In an oral history I recorded with my late grandmother, who was born in the Bronx in 1927, she told me that her brothers always roamed farther from home than she and her sisters did. "When you're little boys, you hang around more. When you're little girls, you stay kind of by your stoop." She also mentioned that they would have to stop playing softball with the boys when her father got home, because he didn't like girls and boys playing together. "I guess he didn't want us to play with the boys . . . they were very strict about that when we were younger."
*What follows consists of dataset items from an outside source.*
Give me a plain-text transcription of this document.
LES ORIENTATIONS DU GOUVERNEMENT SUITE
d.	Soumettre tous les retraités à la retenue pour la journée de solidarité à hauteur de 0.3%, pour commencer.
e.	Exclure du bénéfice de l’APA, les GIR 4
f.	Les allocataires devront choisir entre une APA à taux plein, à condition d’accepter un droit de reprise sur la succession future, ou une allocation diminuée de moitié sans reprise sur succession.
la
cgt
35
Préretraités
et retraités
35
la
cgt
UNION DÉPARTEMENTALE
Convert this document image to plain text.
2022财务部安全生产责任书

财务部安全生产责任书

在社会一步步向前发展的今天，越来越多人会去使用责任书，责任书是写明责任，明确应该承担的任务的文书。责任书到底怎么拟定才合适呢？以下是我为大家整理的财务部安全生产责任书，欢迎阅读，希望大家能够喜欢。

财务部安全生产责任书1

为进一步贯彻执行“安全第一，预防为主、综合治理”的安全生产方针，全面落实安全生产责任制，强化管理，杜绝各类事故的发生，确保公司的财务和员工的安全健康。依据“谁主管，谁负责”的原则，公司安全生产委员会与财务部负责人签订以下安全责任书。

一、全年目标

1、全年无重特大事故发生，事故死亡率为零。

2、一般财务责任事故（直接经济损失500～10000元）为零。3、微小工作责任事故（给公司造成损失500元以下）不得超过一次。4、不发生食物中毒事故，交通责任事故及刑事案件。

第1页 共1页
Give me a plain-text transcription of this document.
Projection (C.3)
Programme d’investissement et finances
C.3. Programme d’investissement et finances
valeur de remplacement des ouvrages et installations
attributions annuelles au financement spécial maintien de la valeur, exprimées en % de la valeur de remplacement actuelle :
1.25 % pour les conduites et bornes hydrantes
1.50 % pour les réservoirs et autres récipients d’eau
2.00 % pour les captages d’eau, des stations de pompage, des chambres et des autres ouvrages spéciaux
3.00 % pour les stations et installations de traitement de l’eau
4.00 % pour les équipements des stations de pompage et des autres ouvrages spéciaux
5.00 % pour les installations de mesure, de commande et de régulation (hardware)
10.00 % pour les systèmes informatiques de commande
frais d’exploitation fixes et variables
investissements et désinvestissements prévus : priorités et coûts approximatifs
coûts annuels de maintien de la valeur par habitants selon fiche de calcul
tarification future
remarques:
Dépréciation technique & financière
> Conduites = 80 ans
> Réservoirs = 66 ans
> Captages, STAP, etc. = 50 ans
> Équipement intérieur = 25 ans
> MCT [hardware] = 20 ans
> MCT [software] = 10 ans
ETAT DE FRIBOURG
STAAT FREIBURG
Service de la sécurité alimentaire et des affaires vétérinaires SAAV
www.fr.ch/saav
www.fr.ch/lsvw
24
Clearly, the differences between a family full of boys and a family full of girls would have been even more stark in previous generations!

1 comment:

April said...

I love this, so interesting how you really have girl and boy "waves" haha. There's a kind of pattern in my fam, at least for my first cousins. My parents and their siblings all have either a family of all girls or a family of all boys. My dad is one of 3 boys and my mom is one of 3 girls (though technically they had a younger brother but he didn't survive past like 2 or 3 yrs,I think). Makes me curious to see if the pattern will continue among my cousins and me. Though I don't think it applies with my distant cousins, so it's probably unlikely haha.